There could be some flexibility given there are plenty of other sizable Hollywood films rolling out internationally in July and August (think The Lion King, Once Upon a Time in Hollywood, Hobbs & Shaw and The Angry Birds Movie 2), but when they will roll into China remains guesswork.
Some sources suggest that a logical compromise, given the October 1 anniversary, would be a relaxing of the summer months in favor of cordoning off September for local titles. We have heard from a source on the ground that this is one avenue of possibility. An international distribution exec says keeping the summer open, but closing off the fall, “would make sense” as there’s not much releasing in September that would be a must for China. Yet there are those that say the trade war means logic is out.
Rosen checks off some important factors to consider. “First, the need to surpass the North American box office as early as 2020,” he said. “Second, the caution of Chinese film companies and film stars after the tax scandal in making very expensive films unless they are Wu Jing-style patriotic films, particularly with the 70th anniversary coming up. Third, if you look at the box office this year, it’s been driven primarily by Hollywood blockbusters and some other foreign films, but since Wandering Earth, Chinese films have not done well, with a couple of exceptions — but nothing like Avengers: Endgame, which is what China needs to punch up the box office.”
Rosen allows that a blackout in September “would not be surprising” and counters that one extended over the summer and through National Day “could well put China into negative territory for the year, something they’ve avoided in the past.” But while China needs the Marvels, et al., of the world, “This is not the case for small- and midbudget films.” That’s where the situation gets even murkier — and where the government appears to actively be taking a stance.

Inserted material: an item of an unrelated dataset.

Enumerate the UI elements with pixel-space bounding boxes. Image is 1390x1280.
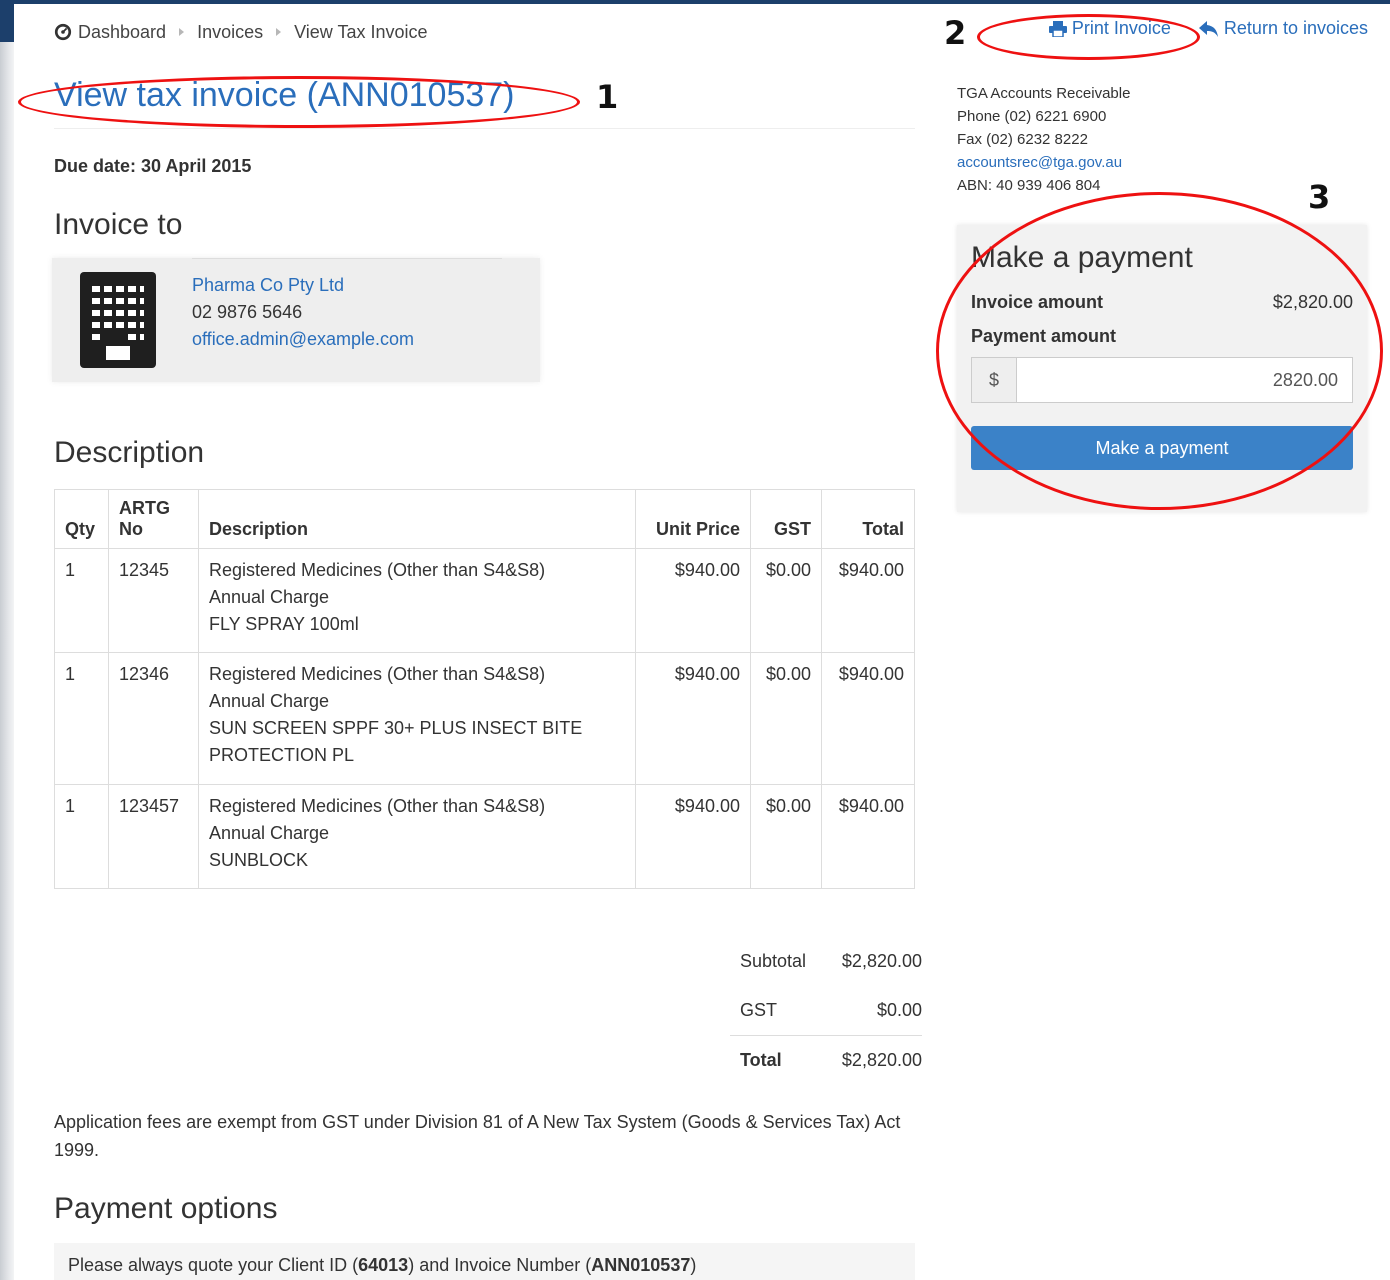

New. unwritten, guidelines and the trade war, posits Rosen, are in a sense “linked issues since both developments will inevitably make [Chinese companies] much more cautious in paying for films at film markets since those films may be subject to enhanced censorship — if only because of the current state of U.S.-China relations — or will be rejected by theater chains for the same reasons. Why take unnecessary risks?” An international sales executive tells us that during Cannes, distributors said word in Chinese circles was to be “cautious about buying U.S.-origin films.”
Regarding censorship, we’re told the steady crackdown is designed primarily for Chinese films, TV and other entertainment, not so much for American titles. The current issues with the U.S. are not unrelated, however, and Xi has talked in speeches about the problems of the external environment and the need to tighten ideological control domestically so that everyone is on the same page of the core socialist values. Homegrown films still are likely to face “more and more problems from censorship,” we hear. Beijing is keen for public opinion to be positive in the fall. “They don’t want to have any problems until then,” says a source.
In Hollywood’s favor, I hear that the Central Propaganda Department, which took over from the now-dissolved film, TV and media watchdog SAPPRFT, attempted to defuse tensions earlier this year by allowing Avengers: Endgame into the market two days ahead of the domestic release. The censorship process for the film was reportedly faster than any other studio title to date.